Jakarta,faktahukumnews.com- Komisi Pemberantasan Korupsi (KPK) secara resmi menetapkan Sekretaris Jenderal Partai Demokrasi Indonesia Perjuangan (PDIP), Hasto Kristiyanto, sebagai tersangka dalam kasus dugaan suap terkait Pergantian Antarwaktu (PAW) anggota legislatif. Kasus ini juga menyeret mantan calon legislatif PDIP, Harun Masiku.
Informasi penetapan tersangka ini dikonfirmasi oleh sumber terpercaya. “Betul, eksposnya dilakukan minggu lalu,” ujar sumber pada Selasa (24/12/2024).

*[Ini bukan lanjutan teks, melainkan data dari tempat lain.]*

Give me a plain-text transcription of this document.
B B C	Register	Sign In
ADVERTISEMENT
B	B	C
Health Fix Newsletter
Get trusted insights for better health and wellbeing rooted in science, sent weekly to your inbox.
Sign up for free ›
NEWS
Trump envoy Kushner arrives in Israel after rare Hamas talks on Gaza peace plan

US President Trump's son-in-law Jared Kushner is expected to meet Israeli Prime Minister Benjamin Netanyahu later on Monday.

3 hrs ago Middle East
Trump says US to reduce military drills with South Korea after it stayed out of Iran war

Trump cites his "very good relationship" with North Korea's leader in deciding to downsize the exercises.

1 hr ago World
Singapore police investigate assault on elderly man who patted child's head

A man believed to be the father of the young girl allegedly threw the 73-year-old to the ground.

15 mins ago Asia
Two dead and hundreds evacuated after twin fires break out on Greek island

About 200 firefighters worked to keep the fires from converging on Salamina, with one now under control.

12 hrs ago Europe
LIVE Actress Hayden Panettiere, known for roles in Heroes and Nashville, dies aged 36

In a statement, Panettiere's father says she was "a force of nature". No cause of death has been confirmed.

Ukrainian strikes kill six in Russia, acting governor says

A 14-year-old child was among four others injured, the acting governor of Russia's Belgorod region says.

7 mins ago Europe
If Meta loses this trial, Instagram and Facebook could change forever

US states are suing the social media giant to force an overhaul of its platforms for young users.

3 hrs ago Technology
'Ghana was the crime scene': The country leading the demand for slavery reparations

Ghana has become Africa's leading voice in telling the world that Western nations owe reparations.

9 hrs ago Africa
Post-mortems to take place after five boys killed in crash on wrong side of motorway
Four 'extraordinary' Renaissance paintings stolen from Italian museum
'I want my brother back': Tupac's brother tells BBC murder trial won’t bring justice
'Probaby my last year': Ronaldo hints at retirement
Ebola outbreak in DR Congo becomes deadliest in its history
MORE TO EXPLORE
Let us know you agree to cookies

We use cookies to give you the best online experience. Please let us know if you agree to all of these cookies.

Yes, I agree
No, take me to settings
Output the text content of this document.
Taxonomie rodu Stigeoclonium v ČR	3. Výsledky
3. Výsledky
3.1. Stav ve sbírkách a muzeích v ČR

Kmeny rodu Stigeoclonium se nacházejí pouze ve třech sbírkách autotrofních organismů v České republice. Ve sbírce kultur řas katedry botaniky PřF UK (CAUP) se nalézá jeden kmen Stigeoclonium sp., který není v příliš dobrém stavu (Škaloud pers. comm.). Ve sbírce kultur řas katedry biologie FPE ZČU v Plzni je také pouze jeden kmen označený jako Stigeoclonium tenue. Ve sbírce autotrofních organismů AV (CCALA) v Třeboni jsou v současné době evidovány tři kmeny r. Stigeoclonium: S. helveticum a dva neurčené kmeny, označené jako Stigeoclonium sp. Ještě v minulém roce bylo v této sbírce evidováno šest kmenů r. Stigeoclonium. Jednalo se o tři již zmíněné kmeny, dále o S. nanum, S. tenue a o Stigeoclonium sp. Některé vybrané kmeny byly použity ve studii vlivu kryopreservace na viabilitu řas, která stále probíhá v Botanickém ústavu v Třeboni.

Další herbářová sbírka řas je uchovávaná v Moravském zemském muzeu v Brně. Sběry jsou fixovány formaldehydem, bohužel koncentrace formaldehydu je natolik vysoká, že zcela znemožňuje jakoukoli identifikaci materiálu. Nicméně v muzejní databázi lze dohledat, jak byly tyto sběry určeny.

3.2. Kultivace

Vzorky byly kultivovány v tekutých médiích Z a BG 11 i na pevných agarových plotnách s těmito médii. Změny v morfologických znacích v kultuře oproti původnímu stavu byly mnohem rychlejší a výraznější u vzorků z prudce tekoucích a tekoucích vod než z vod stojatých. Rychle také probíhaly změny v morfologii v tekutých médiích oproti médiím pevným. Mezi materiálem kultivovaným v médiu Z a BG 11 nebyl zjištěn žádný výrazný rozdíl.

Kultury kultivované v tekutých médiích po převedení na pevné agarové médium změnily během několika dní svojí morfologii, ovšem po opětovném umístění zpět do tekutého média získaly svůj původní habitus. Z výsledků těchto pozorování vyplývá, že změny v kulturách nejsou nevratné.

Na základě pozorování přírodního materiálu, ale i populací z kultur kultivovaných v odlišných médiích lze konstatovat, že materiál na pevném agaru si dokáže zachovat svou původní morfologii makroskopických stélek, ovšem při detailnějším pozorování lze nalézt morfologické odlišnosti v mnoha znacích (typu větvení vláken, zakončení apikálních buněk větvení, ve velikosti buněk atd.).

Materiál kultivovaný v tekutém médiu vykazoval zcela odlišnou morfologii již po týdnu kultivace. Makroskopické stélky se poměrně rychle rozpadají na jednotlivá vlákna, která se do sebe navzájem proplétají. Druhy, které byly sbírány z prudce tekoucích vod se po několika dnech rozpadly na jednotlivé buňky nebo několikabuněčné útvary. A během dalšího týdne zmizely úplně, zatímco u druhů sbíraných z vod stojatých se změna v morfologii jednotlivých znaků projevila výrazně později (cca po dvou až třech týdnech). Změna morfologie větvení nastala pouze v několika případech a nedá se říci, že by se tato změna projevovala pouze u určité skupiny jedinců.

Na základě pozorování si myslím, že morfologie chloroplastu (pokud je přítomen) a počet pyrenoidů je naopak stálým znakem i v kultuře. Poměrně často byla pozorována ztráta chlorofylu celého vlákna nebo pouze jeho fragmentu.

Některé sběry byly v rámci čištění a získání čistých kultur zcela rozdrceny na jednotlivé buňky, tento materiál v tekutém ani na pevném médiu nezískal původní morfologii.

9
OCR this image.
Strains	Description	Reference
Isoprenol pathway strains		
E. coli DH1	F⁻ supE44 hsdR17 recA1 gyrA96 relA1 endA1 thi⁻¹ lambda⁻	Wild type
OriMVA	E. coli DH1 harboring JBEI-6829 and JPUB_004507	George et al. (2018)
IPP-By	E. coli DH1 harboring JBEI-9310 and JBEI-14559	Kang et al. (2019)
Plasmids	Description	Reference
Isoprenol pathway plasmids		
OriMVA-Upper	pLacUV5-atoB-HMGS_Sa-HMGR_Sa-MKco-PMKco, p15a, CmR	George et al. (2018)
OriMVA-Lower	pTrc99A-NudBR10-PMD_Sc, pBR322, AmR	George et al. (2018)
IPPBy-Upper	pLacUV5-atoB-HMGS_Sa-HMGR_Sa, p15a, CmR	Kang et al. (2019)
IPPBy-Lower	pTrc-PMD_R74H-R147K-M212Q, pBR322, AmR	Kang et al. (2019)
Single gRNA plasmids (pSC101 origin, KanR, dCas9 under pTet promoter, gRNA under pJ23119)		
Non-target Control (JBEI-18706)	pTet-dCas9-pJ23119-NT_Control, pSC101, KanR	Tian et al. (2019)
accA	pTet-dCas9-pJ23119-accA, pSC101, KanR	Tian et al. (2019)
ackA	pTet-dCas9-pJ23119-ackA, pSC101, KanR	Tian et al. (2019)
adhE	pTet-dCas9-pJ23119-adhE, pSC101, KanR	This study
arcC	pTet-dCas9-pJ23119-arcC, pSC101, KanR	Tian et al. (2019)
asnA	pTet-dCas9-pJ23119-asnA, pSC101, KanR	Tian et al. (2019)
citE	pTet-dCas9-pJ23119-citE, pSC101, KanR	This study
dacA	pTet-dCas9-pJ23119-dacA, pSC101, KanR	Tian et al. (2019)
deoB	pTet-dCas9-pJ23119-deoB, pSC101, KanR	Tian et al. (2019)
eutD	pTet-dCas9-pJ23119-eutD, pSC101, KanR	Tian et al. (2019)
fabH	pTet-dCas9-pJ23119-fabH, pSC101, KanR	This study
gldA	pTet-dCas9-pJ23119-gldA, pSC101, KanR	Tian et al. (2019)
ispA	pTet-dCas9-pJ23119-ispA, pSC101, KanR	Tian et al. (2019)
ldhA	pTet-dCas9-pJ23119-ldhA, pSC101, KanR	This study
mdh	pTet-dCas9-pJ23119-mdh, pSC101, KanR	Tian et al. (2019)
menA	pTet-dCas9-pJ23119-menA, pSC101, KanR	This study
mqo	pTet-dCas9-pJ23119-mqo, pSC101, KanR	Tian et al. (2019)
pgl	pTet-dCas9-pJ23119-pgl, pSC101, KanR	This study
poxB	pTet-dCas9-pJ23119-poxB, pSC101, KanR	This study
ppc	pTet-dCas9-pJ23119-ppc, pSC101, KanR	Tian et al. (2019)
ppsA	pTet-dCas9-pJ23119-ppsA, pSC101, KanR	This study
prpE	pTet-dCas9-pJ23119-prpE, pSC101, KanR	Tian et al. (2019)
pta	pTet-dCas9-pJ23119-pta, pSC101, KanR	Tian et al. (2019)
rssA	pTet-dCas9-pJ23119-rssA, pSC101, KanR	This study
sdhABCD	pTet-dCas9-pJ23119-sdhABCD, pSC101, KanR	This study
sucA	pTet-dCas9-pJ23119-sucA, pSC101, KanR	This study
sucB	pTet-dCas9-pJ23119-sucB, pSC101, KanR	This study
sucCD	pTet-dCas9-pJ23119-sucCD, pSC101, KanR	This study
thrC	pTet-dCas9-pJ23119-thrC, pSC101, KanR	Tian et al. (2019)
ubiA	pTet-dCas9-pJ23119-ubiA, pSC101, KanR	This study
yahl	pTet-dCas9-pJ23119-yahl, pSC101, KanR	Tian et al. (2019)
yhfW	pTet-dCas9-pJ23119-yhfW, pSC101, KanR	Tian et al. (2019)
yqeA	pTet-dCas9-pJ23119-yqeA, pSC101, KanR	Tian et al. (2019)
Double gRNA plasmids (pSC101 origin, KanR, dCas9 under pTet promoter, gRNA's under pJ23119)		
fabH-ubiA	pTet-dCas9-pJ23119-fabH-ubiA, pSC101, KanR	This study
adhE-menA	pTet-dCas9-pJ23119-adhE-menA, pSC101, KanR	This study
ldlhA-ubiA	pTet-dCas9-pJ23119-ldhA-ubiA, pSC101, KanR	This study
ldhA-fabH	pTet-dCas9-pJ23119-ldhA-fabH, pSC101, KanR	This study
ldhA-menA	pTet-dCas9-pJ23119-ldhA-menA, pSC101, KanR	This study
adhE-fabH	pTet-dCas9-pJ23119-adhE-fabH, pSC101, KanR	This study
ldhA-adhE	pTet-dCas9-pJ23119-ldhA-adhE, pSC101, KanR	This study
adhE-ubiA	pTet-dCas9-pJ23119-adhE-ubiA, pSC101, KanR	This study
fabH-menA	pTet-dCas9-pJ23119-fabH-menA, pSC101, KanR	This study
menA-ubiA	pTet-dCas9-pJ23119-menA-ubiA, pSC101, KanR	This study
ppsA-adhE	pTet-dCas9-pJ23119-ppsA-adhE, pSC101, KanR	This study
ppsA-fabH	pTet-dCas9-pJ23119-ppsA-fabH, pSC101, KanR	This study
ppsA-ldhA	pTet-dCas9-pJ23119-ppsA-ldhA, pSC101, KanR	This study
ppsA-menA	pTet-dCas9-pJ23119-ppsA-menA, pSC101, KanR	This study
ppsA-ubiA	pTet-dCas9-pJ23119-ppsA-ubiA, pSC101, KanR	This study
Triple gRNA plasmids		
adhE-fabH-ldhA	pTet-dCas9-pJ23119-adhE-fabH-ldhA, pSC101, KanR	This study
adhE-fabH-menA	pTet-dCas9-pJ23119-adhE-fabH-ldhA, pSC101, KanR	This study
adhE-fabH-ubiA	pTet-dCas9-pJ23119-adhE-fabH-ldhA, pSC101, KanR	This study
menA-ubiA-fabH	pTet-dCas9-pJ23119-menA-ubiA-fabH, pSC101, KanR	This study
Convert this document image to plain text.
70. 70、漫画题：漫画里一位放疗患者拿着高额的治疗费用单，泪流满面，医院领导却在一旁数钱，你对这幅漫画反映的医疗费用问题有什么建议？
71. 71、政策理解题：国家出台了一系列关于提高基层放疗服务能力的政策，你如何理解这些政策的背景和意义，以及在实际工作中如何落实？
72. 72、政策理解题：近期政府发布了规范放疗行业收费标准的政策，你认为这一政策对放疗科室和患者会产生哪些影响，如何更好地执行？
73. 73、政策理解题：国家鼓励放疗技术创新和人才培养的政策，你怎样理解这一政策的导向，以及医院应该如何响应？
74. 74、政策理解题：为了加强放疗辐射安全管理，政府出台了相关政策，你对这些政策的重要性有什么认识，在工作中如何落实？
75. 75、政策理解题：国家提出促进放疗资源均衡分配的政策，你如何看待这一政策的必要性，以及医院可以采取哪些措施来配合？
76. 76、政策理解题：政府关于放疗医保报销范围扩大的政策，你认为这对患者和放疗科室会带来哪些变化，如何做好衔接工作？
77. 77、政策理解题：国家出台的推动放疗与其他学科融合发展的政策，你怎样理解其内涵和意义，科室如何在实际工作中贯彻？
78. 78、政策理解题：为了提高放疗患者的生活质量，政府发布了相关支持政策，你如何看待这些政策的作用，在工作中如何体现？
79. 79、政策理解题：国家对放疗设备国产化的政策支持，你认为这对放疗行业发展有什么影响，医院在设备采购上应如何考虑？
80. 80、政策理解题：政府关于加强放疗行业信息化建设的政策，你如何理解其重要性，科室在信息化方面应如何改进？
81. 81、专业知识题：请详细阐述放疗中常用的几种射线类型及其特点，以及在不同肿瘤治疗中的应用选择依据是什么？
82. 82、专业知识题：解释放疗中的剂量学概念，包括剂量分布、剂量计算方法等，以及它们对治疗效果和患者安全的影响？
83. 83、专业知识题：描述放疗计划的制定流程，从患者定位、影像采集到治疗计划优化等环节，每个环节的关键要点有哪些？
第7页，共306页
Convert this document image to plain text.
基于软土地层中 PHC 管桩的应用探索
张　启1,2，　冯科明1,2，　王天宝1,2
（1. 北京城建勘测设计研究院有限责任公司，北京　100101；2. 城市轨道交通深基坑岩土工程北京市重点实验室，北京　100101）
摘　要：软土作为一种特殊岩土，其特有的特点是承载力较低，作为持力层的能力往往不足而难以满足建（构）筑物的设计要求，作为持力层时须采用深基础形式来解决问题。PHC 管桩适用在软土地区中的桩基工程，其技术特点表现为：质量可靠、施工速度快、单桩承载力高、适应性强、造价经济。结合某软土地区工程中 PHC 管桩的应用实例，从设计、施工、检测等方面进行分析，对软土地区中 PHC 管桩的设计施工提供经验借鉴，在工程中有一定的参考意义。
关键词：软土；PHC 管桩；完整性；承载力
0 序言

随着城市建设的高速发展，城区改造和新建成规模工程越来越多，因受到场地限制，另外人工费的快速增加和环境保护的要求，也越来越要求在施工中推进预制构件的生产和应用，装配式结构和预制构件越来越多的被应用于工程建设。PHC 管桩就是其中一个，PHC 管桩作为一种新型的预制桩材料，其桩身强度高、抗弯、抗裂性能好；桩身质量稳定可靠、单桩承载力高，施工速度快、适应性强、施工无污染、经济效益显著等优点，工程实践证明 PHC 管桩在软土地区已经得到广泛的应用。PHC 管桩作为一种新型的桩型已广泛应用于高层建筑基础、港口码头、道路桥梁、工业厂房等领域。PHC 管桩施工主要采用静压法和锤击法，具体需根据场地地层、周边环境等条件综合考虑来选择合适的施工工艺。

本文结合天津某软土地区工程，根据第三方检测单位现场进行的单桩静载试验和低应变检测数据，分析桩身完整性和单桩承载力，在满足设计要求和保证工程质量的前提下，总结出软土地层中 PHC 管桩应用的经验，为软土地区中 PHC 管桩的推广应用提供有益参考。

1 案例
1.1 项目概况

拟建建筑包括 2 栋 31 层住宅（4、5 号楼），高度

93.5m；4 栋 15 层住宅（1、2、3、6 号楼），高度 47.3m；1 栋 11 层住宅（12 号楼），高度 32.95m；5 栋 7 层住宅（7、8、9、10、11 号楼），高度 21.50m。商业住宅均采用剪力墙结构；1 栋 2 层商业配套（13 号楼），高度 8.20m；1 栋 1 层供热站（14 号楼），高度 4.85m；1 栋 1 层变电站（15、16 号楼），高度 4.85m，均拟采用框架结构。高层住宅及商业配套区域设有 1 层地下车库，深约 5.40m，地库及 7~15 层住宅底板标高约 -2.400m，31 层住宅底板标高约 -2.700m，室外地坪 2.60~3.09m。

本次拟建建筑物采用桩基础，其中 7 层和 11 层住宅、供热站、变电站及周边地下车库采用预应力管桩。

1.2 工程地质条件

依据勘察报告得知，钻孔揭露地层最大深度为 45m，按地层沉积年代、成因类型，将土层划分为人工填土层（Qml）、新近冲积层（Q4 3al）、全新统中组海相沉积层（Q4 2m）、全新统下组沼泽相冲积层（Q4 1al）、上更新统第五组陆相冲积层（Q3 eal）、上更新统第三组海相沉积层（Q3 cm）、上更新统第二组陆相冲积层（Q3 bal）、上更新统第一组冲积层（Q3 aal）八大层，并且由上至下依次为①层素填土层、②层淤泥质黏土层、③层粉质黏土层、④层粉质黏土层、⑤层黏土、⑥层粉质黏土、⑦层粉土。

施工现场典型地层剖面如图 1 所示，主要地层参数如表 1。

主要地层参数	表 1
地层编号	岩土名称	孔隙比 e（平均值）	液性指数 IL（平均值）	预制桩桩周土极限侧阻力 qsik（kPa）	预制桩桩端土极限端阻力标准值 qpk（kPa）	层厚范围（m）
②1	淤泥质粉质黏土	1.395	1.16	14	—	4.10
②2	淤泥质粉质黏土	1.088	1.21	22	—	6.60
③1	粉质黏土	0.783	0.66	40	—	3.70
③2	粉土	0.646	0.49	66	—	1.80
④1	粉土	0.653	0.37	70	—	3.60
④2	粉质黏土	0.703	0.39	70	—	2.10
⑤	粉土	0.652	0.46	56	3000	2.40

Penetapan Hasto sebagai tersangka didasarkan pada Surat Perintah Penyidikan (Sprindik) dengan Nomor Sprin.Dik/153/DIK.00/01/12/2024 yang diterbitkan pada 23 Desember 2024. Dalam kasus ini, Hasto diduga berperan dalam memuluskan PAW Harun Masiku melalui suap terhadap Komisioner KPU.
Kasus dugaan suap ini sebelumnya menjadi perhatian publik sejak 2020, ketika Harun Masiku dinyatakan buron. Dengan ditetapkannya Hasto sebagai tersangka, kasus ini memasuki babak baru yang kembali menjadi sorotan masyarakat.
Hingga berita ini diterbitkan, pihak Hasto Kristiyanto maupun PDIP belum memberikan pernyataan resmi. Sementara itu, KPK juga belum memberikan keterangan lebih lanjut terkait langkah hukum berikutnya terhadap Hasto.